JIM HAD FIRST appeared in Connie’s dreams the day after they found him and Norma and the kids. Due to the nature of the deaths and the subsequent investigation, the county coroner had delayed releasing his body. And so it was that, bloody tears coursing his cheeks, Jim had come to Connie and begged her to rescue him, to free him from the confines of the morgue drawer and bring him home to Gideon. So she had done as every good child of the Lady would have done in her stead, and asked to meet with her Master, to request that he intercede. But her phone calls to Leaf Cateman had gone unanswered, and as for her post office encounter with Jorie, to say that had not gone well was to not say nearly enough.
Jim, meanwhile, had taken to turning up everywhere she went. Friends’ homes. The grocery store. Hoard’s Grill. The only place he hadn’t been able to enter was Virginia’s property, and maybe that stood to reason. He and Virginia hadn’t seen eye to eye in years, their friendship a memory, and once you lost Virginia Waycross, well, you lost her. Even after death.

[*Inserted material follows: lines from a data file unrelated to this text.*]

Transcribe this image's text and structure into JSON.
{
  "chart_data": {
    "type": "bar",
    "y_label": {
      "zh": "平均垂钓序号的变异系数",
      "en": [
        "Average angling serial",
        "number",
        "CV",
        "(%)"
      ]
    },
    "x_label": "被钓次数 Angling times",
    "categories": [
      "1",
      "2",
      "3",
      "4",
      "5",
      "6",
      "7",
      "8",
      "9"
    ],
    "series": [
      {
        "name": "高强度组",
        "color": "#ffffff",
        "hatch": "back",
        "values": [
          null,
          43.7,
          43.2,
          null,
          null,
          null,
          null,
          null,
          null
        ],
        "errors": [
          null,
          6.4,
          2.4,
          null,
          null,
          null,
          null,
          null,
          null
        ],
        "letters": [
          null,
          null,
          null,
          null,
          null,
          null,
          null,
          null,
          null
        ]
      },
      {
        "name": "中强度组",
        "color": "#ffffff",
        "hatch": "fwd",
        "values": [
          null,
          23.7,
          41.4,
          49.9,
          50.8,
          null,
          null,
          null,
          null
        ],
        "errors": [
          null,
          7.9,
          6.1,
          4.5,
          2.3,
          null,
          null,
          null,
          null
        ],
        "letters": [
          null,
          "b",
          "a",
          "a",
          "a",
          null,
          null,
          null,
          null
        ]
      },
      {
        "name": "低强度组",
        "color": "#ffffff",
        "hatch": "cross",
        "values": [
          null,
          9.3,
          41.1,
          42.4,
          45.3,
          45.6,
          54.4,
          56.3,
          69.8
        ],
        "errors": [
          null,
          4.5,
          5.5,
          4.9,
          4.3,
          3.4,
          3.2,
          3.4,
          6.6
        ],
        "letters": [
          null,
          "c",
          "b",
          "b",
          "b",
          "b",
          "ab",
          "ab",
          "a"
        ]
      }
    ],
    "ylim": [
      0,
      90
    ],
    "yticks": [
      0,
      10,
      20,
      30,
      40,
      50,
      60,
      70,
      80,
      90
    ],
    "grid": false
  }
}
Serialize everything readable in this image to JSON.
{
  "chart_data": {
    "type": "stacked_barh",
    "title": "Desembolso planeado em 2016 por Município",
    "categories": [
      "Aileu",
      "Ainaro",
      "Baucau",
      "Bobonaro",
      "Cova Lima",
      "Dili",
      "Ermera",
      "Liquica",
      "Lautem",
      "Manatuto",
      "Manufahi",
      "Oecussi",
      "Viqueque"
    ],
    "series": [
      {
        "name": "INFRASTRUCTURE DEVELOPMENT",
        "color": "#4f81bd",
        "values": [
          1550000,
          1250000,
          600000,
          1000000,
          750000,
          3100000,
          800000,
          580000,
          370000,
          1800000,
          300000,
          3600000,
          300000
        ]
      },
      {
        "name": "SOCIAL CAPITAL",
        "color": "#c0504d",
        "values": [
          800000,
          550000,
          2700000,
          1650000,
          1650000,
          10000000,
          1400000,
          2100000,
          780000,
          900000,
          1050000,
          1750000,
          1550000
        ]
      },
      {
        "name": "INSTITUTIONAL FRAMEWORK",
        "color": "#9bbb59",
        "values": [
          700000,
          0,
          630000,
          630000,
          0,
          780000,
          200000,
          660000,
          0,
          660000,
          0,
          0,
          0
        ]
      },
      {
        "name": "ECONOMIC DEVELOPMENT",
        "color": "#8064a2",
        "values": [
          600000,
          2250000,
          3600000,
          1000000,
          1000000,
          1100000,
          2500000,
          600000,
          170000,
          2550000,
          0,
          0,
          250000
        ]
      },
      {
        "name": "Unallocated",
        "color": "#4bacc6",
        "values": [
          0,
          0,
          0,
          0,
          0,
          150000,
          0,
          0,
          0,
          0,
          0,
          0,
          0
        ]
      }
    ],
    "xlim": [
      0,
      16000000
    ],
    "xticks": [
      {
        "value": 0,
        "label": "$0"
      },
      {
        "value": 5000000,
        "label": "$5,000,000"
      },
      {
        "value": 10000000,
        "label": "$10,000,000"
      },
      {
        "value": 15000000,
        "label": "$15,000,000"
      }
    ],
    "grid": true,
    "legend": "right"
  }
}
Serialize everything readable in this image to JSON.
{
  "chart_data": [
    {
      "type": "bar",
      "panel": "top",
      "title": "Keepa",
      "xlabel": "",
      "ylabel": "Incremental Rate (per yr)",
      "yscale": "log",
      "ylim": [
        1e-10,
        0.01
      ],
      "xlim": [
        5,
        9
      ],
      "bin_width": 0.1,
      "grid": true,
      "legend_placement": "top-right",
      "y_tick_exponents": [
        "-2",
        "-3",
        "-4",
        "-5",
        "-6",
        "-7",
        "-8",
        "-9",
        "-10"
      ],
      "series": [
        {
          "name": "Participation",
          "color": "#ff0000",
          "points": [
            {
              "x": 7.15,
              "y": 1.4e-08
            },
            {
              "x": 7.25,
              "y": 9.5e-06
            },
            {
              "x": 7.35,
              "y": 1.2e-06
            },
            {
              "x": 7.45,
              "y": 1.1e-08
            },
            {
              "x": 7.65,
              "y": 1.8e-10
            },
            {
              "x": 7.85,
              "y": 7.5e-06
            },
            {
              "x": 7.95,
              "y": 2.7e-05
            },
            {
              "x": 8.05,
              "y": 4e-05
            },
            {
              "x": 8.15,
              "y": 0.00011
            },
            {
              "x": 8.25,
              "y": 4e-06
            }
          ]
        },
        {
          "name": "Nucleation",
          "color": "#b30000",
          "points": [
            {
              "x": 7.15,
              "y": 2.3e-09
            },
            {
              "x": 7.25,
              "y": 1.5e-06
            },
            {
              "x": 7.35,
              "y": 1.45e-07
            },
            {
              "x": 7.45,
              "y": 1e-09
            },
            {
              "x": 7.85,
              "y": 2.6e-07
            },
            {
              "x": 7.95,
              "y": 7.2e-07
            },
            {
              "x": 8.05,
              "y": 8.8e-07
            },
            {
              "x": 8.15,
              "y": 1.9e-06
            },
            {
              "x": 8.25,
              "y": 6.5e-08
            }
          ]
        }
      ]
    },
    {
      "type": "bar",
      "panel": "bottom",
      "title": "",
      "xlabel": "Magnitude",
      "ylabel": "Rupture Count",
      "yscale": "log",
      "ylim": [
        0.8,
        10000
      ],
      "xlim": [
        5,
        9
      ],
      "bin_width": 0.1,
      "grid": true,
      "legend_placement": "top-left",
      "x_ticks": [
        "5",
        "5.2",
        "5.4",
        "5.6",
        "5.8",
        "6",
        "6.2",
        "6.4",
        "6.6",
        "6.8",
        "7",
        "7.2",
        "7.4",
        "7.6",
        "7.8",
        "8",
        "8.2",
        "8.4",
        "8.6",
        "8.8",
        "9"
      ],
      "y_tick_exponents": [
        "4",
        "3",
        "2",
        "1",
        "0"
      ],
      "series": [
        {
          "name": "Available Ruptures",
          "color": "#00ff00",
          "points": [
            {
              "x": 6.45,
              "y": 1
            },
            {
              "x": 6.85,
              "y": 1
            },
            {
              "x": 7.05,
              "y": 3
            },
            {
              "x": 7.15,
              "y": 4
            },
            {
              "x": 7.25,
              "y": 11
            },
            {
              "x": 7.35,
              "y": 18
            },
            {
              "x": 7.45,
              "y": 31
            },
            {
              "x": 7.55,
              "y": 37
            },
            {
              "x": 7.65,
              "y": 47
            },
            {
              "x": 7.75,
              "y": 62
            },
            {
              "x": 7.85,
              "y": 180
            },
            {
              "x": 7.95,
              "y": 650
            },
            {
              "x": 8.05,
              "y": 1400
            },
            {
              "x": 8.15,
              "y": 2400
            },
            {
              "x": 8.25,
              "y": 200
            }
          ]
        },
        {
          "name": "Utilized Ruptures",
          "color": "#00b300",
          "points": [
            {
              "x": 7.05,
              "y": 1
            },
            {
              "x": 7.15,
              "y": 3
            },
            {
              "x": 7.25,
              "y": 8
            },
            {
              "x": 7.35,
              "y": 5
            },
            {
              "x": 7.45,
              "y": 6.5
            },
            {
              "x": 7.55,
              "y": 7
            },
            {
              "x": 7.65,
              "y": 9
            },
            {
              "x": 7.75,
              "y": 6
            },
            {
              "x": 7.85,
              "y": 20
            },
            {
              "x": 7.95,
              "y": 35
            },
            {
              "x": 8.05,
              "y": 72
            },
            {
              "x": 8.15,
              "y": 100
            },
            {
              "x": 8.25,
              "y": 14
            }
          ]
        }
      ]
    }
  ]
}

“She never guessed you were there.” Connie checked the rearview, and saw Jim seated behind her in the cab’s jump seat, blood-rimmed eyes on her. “You were never able to fool her in life. Guess dying made you smarter.” She waited for a reply, but her brother had remained mute since that first impassioned plea. “Sure did make you quiet.”
She ci
rcled the village square, past Petrie’s hardware store, Corey’s feed store, and the grill, then paused at an intersection all but hidden by the tumbled remains of a stone gate and overgrown shrubbery. Tapped on the steering wheel, and looked toward the small cluster of Federals and Victorians where all but one of the elders of Gideon resided. All but Virginia. “‘Air’s too thin for breathing there,’ she says. But it’s just because of Leaf. Those two never got on.”
Connie pondered for a bit, then turned onto the narrow, tree-lined street, drifting down until she came to a sprawling painted lady done up in gray, wine red, and pink. “Haven’t got an appointment. Think he’ll see me?” She glanced at Jim again, and detected the barest hint of a smile. “Yes, I think so, too.” She pulled into the curved driveway, then stared up at the gingerbread eaves and ornate chimneys for a few courage-affirming moments before finally shutting off the truck and getting out.
Amanda Petrie, Leaf’s housekeeper, must have been watching from the front window, because she opened the door before Connie had a chance to ring the bell. “Constance?”
“I need to see him.” Connie tried to look past Amanda into the house, but the woman had some breadth to her and knew how to use it. “A couple minutes. That’s all I’m asking.”
“Master Cateman’s a busy man, Constance.” Amanda’s wattled neck quivered. “You might have called first.” She wore her usual black pantsuit and pearls, silver hair pulled into a tight bun. On the weekends she worked as a greeter at the family funeral home and behaved with the same impatient bustle, barely concealed irritation with the whole human race, living or dead.
“He’s not the only person who’s busy—I have things that need doin’, too.” Connie stuffed her hands in her pockets and drew up as tall as her bad back would allow. “I’ll wait fifteen minutes, and then I’ll go.” She paused. “And I’ll never seek back again.”